The purpose of the city’s rate study was to make sure the rates reflect the actual cost of operating and maintaining the city’s utility he said.
“For awhile, cities just implemented automatic increases based on increases in CPI (consumer price index),” he said. “But that doesn’t really reflect the true cost of operations.
“That’s why we look at doing increases in increments. You wait too long you have a hike. I refer to this as a rate adjustment.
“There’s a little increase, but it’s not a rate hike.”
Slezickey also noted that the sales tax and utility rate changes are “two different things.”
A sales tax funds city operations and is paid for by everyone who makes purchases in city limits, not residents.
Utility rates are paid by utility customers to cover the cost of those services.
“I recognize it’s not the same, but from a psychological standpoint, we’re asking them to pay twice,” Mecklenburg said.
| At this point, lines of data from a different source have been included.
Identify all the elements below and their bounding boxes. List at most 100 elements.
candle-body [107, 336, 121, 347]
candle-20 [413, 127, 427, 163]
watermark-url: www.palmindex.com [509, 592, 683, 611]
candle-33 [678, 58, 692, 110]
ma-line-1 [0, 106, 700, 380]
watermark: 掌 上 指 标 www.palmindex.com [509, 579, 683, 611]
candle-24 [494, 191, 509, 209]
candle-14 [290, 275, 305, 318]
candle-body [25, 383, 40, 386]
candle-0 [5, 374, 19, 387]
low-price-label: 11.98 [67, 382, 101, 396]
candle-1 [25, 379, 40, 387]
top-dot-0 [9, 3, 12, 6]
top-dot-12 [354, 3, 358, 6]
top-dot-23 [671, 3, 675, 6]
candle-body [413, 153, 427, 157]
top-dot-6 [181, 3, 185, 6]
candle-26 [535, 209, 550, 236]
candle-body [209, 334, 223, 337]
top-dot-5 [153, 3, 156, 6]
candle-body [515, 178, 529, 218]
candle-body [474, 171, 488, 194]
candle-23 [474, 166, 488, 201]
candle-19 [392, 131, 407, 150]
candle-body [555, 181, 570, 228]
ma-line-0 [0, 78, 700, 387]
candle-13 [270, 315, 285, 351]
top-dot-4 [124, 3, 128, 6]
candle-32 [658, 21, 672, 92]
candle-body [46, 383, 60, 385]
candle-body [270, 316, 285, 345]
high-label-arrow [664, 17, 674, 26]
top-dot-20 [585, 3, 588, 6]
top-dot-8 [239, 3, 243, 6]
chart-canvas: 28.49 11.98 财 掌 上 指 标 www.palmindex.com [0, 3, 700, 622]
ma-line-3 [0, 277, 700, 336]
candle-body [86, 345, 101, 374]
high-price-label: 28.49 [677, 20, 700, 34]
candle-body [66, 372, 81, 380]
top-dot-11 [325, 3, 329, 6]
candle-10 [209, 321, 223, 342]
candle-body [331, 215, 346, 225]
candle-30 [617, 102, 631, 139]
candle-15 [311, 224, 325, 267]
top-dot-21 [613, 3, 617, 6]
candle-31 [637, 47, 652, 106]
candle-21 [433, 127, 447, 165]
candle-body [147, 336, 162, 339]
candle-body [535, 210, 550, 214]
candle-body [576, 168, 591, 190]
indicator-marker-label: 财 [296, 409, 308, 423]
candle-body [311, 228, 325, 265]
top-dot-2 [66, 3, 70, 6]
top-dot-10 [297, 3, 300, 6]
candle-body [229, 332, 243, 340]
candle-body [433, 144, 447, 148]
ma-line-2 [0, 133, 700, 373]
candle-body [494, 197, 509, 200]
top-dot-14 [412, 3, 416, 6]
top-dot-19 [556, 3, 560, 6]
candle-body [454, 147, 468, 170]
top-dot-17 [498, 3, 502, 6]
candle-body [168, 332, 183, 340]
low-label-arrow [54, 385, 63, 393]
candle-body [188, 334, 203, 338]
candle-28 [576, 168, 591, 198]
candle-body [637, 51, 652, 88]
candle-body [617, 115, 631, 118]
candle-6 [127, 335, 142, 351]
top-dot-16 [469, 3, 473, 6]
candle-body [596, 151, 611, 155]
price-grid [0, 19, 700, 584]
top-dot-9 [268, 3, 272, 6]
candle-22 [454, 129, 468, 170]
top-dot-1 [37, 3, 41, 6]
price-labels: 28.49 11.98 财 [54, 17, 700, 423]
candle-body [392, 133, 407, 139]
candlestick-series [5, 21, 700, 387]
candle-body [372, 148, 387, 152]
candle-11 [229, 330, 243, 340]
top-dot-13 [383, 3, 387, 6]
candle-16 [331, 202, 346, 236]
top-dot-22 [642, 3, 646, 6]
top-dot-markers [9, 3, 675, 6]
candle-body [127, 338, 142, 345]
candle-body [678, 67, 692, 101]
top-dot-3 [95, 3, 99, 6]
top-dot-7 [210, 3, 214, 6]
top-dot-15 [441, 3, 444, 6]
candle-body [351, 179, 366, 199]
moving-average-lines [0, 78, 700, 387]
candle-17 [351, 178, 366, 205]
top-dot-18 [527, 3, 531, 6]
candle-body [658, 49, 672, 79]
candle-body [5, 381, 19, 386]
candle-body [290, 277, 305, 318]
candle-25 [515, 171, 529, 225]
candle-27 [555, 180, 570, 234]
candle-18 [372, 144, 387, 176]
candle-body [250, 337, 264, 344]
When asked about the economic impact on the city to delay the utility rate said:
“We will find a way to survive.”
“It depends on what else happens in that time frame and what else is going on,” he said. “Deferring this indefinitely is not the best move for our future.”
“We’re trying to think like citizens and trying to think like city councilmen at the same time,” Commissioner Wendell Prim said.
“That’s the quandry, Mecklenburg said. “I know we need this revenue but what I really don’t want to do is create a situation where people are upset about this increase and then three months later their reaction is not to pass the sales tax.”
City Attorney Jared Harrison noted that the ordinance needed to be revised anyway before approval, since the sanitation increases will be taken out
A revised ordinance is expected for review at the February meeting.
If commissioners wait to approve it until June, after the anticipated sales tax election in May, the rate adjustments won’t go into effect until after the start of the new fiscal year in July.